AI Patient Education: Evaluating ChatGPT and Gemini for Pediatric Condition Materials

By João L. Carapinha

April 22, 2025

A recent peer-reviewed study examined the effectiveness of AI patient education by comparing ChatGPT and Gemini in generating educational materials for common pediatric exanthematous conditions, including varicella, hand, foot, and mouth disease (HFMD), and measles. The findings indicated that ChatGPT produced significantly longer responses than Gemini (p=0.047). However, readability, ease of understanding, and reliability—measured by Flesch-Kincaid and a modified DISCERN score—showed no significant difference between the two AI tools.

Depth and Clarity: A Balancing Act

  • Content Depth vs. Readability: ChatGPT generated higher word counts, potentially offering in-depth information. Yet, this did not improve readability or reliability compared to Gemini. Both AI tools provided materials close to a ninth-grade reading level, which may challenge certain patient populations.
  • Reliability and Quality: Gemini achieved a slightly higher mean reliability score (3/5 vs. 2.67/5 for ChatGPT), though this difference was not statistically significant. Both scores indicate room for improvement in the quality of AI Patient Education materials.
  • No Correlation Between Readability and Reliability: The study found no link between ease of reading and reliability. Simpler text does not necessarily mean higher quality or more accurate information.

Importance of Accessible Patient Education

Varicella, HFMD, and measles are frequent viral exanthems in pediatrics. Early recognition and parental understanding are critical for quality management and minimizing disease transmission. Health organizations like WHO and CDC stress the need for clear, accurate, and comprehensible patient education materials in pediatric infectious diseases.

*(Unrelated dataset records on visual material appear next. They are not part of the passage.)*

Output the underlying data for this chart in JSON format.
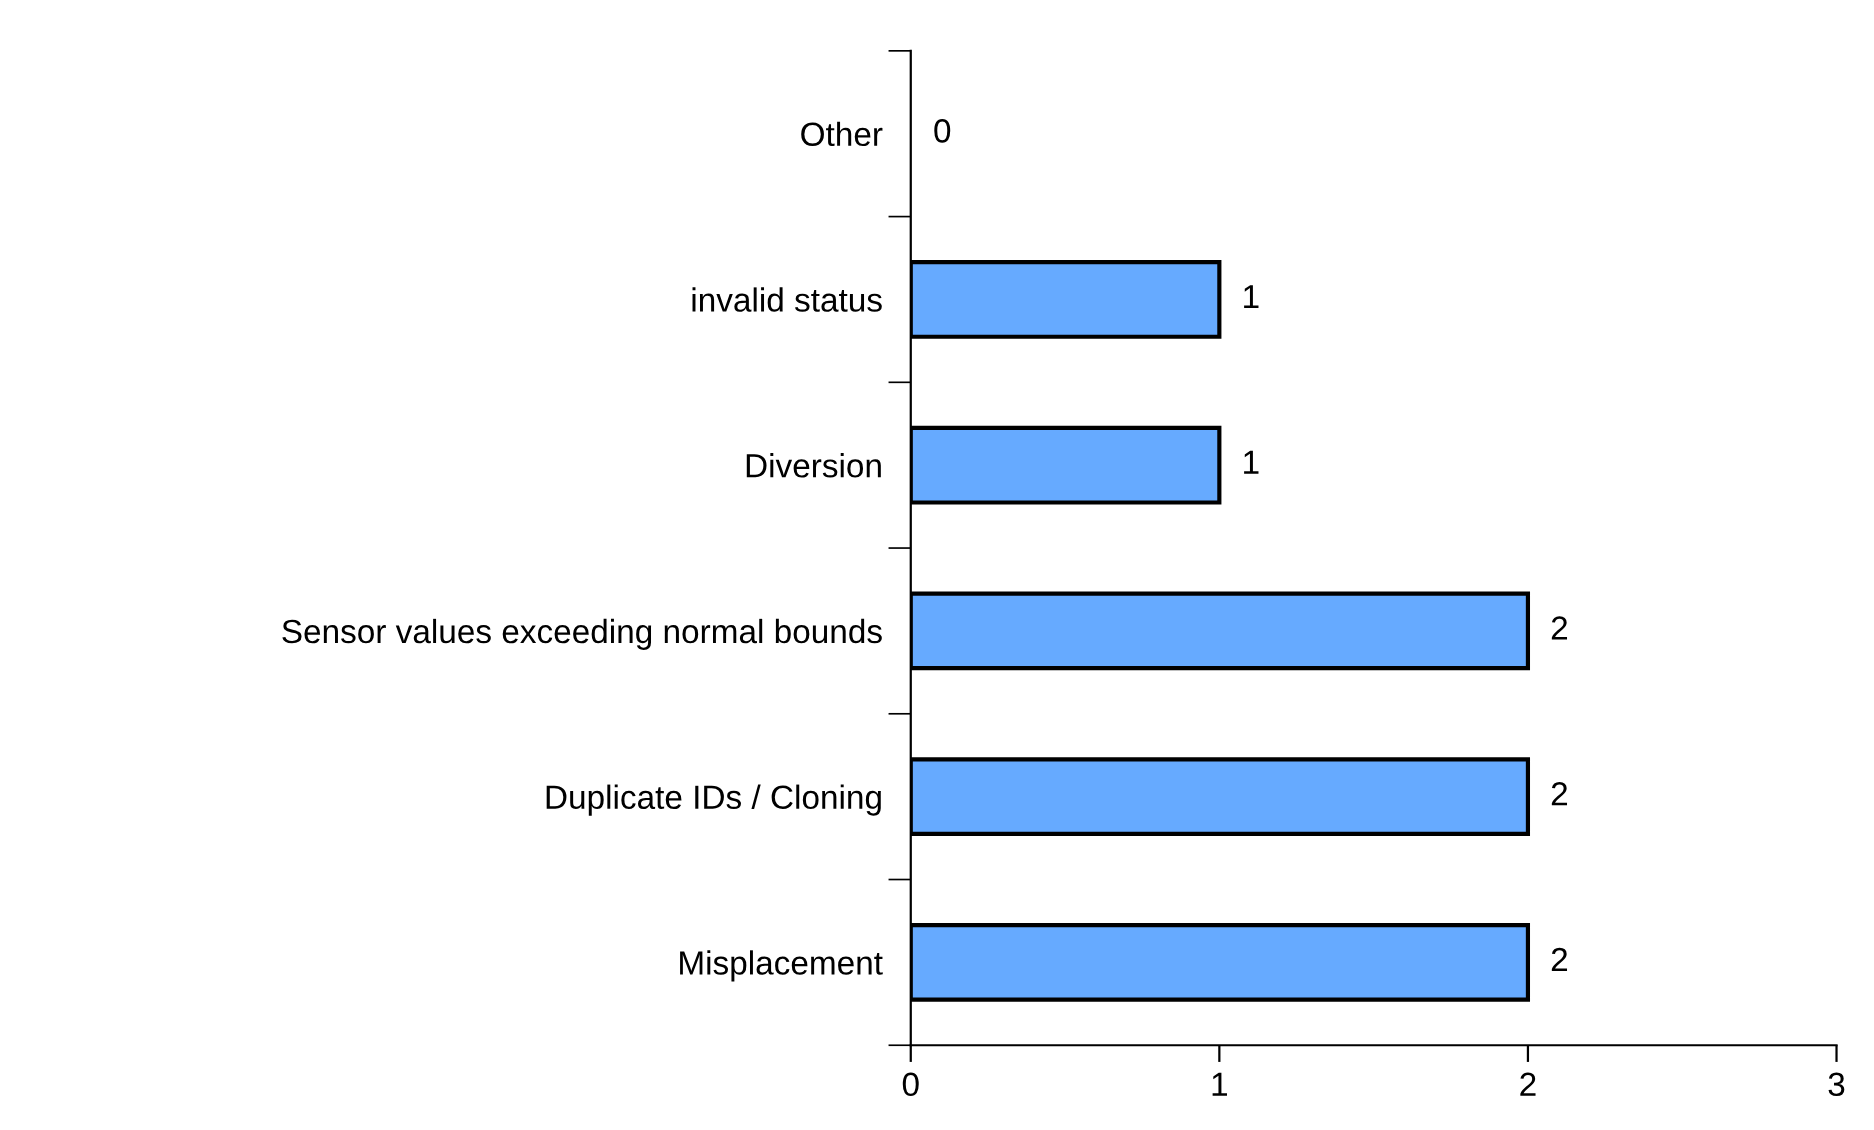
{
  "chart_data": {
    "type": "bar",
    "orientation": "horizontal",
    "categories": [
      "Other",
      "invalid status",
      "Diversion",
      "Sensor values exceeding normal bounds",
      "Duplicate IDs / Cloning",
      "Misplacement"
    ],
    "values": [
      0,
      1,
      1,
      2,
      2,
      2
    ],
    "color": "#66aaff",
    "xlim": [
      0,
      3
    ],
    "xticks": [
      0,
      1,
      2,
      3
    ],
    "grid": false,
    "data_labels": true
  }
}
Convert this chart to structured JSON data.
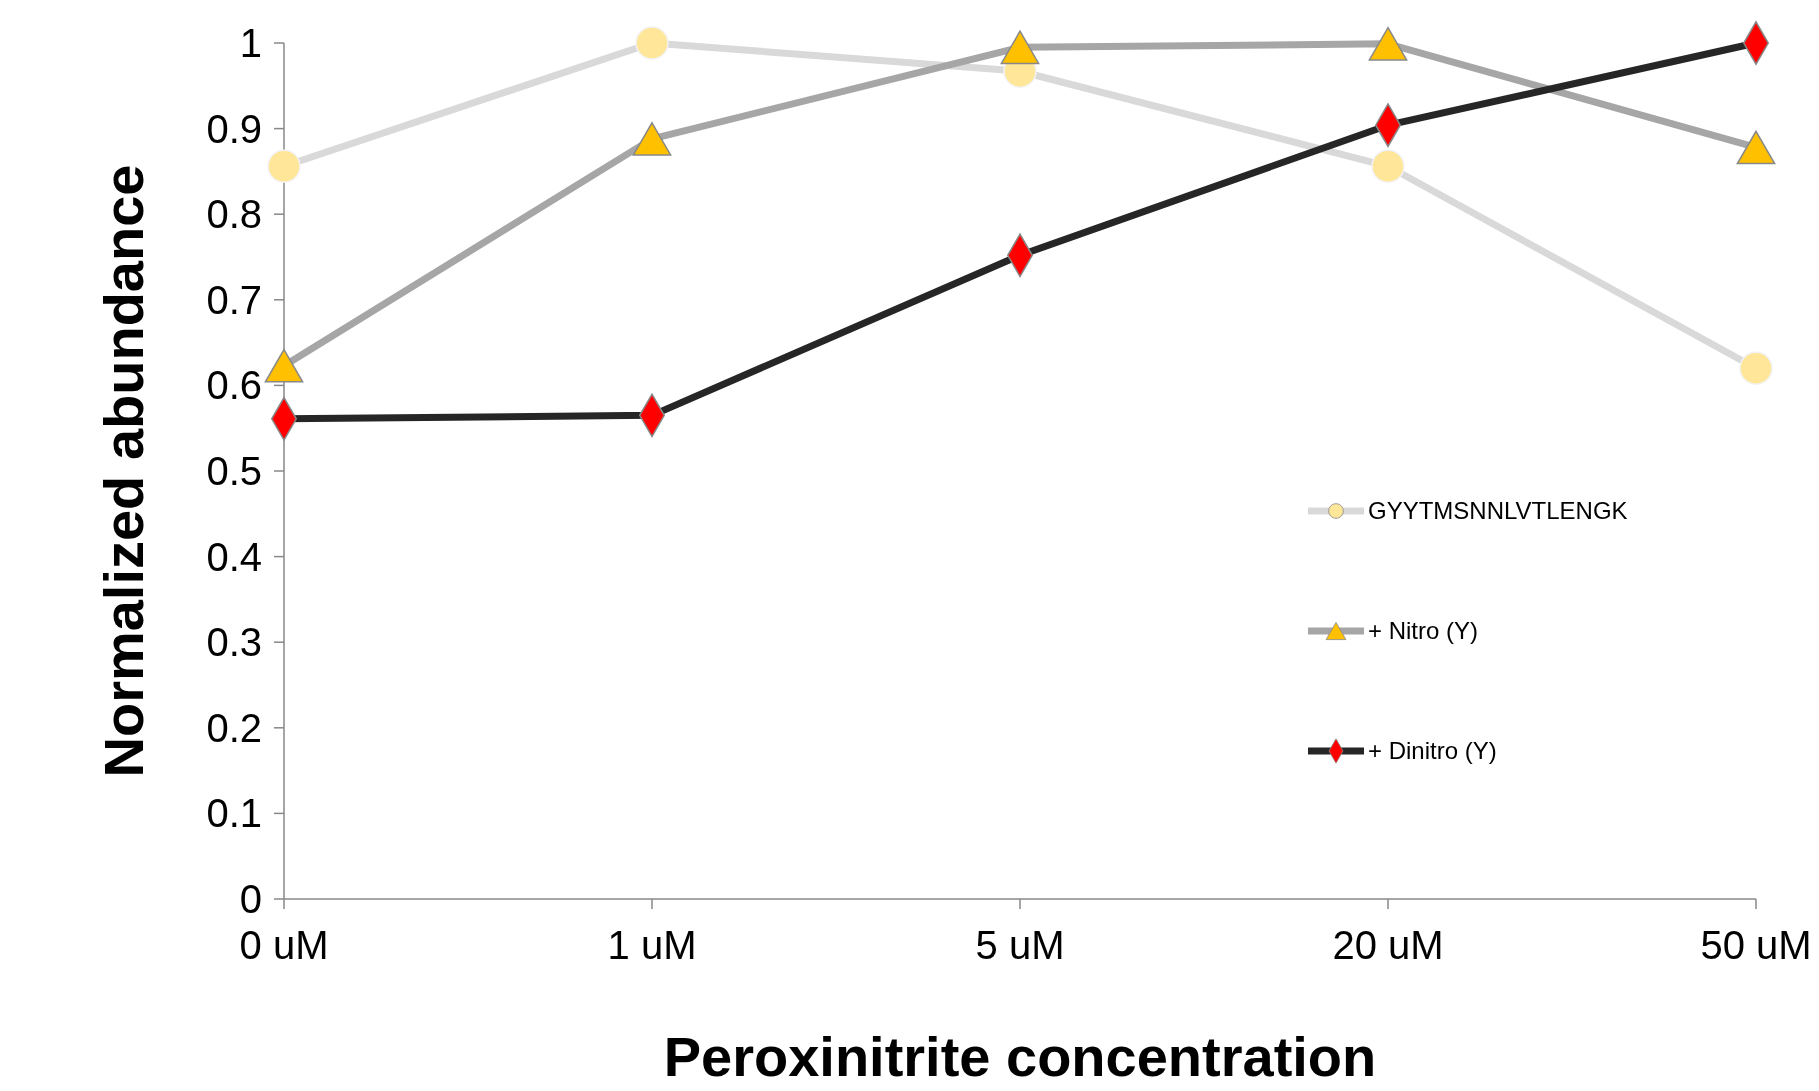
{
  "chart_data": {
    "type": "line",
    "xlabel": "Peroxinitrite concentration",
    "ylabel": "Normalized abundance",
    "categories": [
      "0 uM",
      "1 uM",
      "5 uM",
      "20 uM",
      "50 uM"
    ],
    "ylim": [
      0,
      1
    ],
    "yticks": [
      0,
      0.1,
      0.2,
      0.3,
      0.4,
      0.5,
      0.6,
      0.7,
      0.8,
      0.9,
      1
    ],
    "grid": false,
    "legend": "right",
    "line_style": "solid",
    "series": [
      {
        "name": "GYYTMSNNLVTLENGK",
        "color": "#d9d9d9",
        "marker": "circle",
        "colors": [
          "#ffe699",
          "#ffe699",
          "#ffe699",
          "#ffe699",
          "#ffe699"
        ],
        "values": [
          0.856,
          1.0,
          0.967,
          0.856,
          0.62
        ]
      },
      {
        "name": "+ Nitro (Y)",
        "color": "#a6a6a6",
        "marker": "triangle",
        "colors": [
          "#ffc000",
          "#ffc000",
          "#ffc000",
          "#ffc000",
          "#ffc000"
        ],
        "values": [
          0.623,
          0.888,
          0.995,
          0.999,
          0.878
        ]
      },
      {
        "name": "+ Dinitro (Y)",
        "color": "#262626",
        "marker": "diamond",
        "colors": [
          "#ff0000",
          "#ff0000",
          "#ff0000",
          "#ff0000",
          "#ff0000"
        ],
        "values": [
          0.561,
          0.565,
          0.752,
          0.904,
          1.0
        ]
      }
    ]
  }
}
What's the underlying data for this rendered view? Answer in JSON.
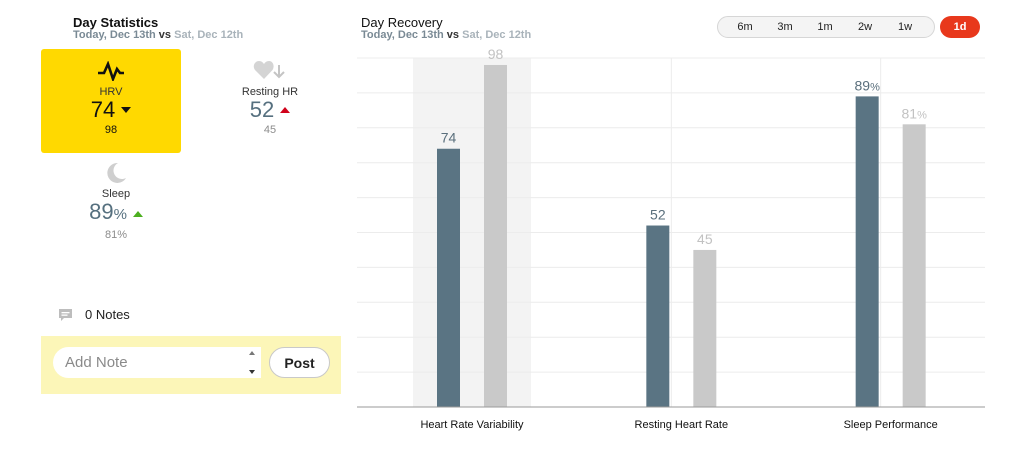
{
  "stats": {
    "title": "Day Statistics",
    "subtitle": {
      "current": "Today, Dec 13th",
      "vs": "vs",
      "previous": "Sat, Dec 12th"
    },
    "hrv": {
      "label": "HRV",
      "value": "74",
      "previous": "98",
      "trend": "down",
      "icon": "pulse-icon"
    },
    "resting_hr": {
      "label": "Resting HR",
      "value": "52",
      "previous": "45",
      "trend": "up",
      "icon": "heart-rate-icon"
    },
    "sleep": {
      "label": "Sleep",
      "value": "89",
      "unit": "%",
      "previous": "81%",
      "trend": "up",
      "icon": "moon-icon"
    }
  },
  "notes": {
    "count_label": "0 Notes",
    "placeholder": "Add Note",
    "post_label": "Post"
  },
  "recovery": {
    "title": "Day Recovery",
    "subtitle": {
      "current": "Today, Dec 13th",
      "vs": "vs",
      "previous": "Sat, Dec 12th"
    },
    "ranges": [
      "6m",
      "3m",
      "1m",
      "2w",
      "1w",
      "1d"
    ],
    "active_range": "1d"
  },
  "colors": {
    "current": "#5a7483",
    "previous": "#c9c9c9",
    "active_range": "#e8381c",
    "highlight_card": "#ffd900",
    "trend_up": "#4caf1f",
    "trend_up_alert": "#d0021b"
  },
  "chart_data": {
    "type": "bar",
    "categories": [
      "Heart Rate Variability",
      "Resting Heart Rate",
      "Sleep Performance"
    ],
    "series": [
      {
        "values": [
          74,
          52,
          89
        ],
        "labels": [
          "74",
          "52",
          "89"
        ],
        "units": [
          "",
          "",
          "%"
        ]
      },
      {
        "values": [
          98,
          45,
          81
        ],
        "labels": [
          "98",
          "45",
          "81"
        ],
        "units": [
          "",
          "",
          "%"
        ]
      }
    ],
    "ylim": [
      0,
      100
    ],
    "grid": true,
    "highlighted_category": "Heart Rate Variability"
  }
}
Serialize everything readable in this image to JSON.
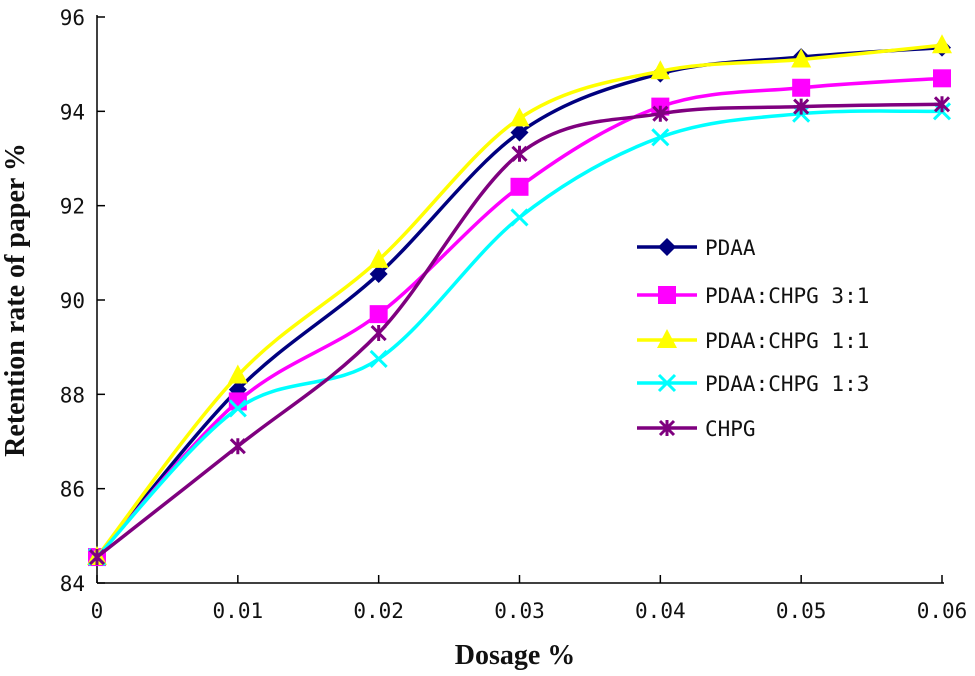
{
  "chart_data": {
    "type": "line",
    "xlabel": "Dosage %",
    "ylabel": "Retention rate of paper %",
    "x": [
      0,
      0.01,
      0.02,
      0.03,
      0.04,
      0.05,
      0.06
    ],
    "x_tick_labels": [
      "0",
      "0.01",
      "0.02",
      "0.03",
      "0.04",
      "0.05",
      "0.06"
    ],
    "y_tick_labels": [
      "84",
      "86",
      "88",
      "90",
      "92",
      "94",
      "96"
    ],
    "xlim": [
      0,
      0.06
    ],
    "ylim": [
      84,
      96
    ],
    "grid": false,
    "smoothed": true,
    "legend_position": "right",
    "series": [
      {
        "name": "PDAA",
        "color": "#00007f",
        "marker": "diamond",
        "values": [
          84.55,
          88.1,
          90.55,
          93.55,
          94.8,
          95.15,
          95.35
        ]
      },
      {
        "name": "PDAA:CHPG 3:1",
        "color": "#ff00ff",
        "marker": "square",
        "values": [
          84.55,
          87.85,
          89.7,
          92.4,
          94.1,
          94.5,
          94.7
        ]
      },
      {
        "name": "PDAA:CHPG 1:1",
        "color": "#ffff00",
        "marker": "triangle",
        "values": [
          84.55,
          88.4,
          90.85,
          93.85,
          94.85,
          95.1,
          95.4
        ]
      },
      {
        "name": "PDAA:CHPG 1:3",
        "color": "#00ffff",
        "marker": "x",
        "values": [
          84.55,
          87.7,
          88.75,
          91.75,
          93.45,
          93.95,
          94.0
        ]
      },
      {
        "name": "CHPG",
        "color": "#7f007f",
        "marker": "star",
        "values": [
          84.55,
          86.9,
          89.3,
          93.1,
          93.95,
          94.1,
          94.15
        ]
      }
    ]
  }
}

Large language models like ChatGPT and Gemini are increasingly used for patient education. However, these tools need thorough evaluation for accuracy, readability, and appropriateness across diverse patient demographics. Most guidelines recommend patient materials at a 6th to 8th-grade reading level—a benchmark neither AI tool consistently met in this study.

Implications for Healthcare and Economic Outcomes

Reading level difficulties present barriers to equitable healthcare outcomes. Low health literacy is linked to increased healthcare costs, poorer outcomes, and diminished patient engagement—key concerns for payers and providers. As AI-generated content grows in digital health, payers may demand validation of accuracy, readability, and patient-centered design for reimbursement. This study highlights the need for continuous AI validation, expert oversight, and iterative improvements before broad clinical or commercial use.

The authors suggest real-time validation, clinician review, and structured patient feedback could improve content quality. Such enhancements may be prerequisites for payer support and integration into healthcare systems.

Findings and Future Directions

In summary, this study shows AI tools like ChatGPT and Gemini can generate educational materials on pediatric rashes, but current outputs fall short of optimal readability and reliability standards. This underscores the need for real-world validation, multidisciplinary oversight, and adherence to health communication guidelines to fully leverage AI patient education—impacting public health, cost-effectiveness, and healthcare access.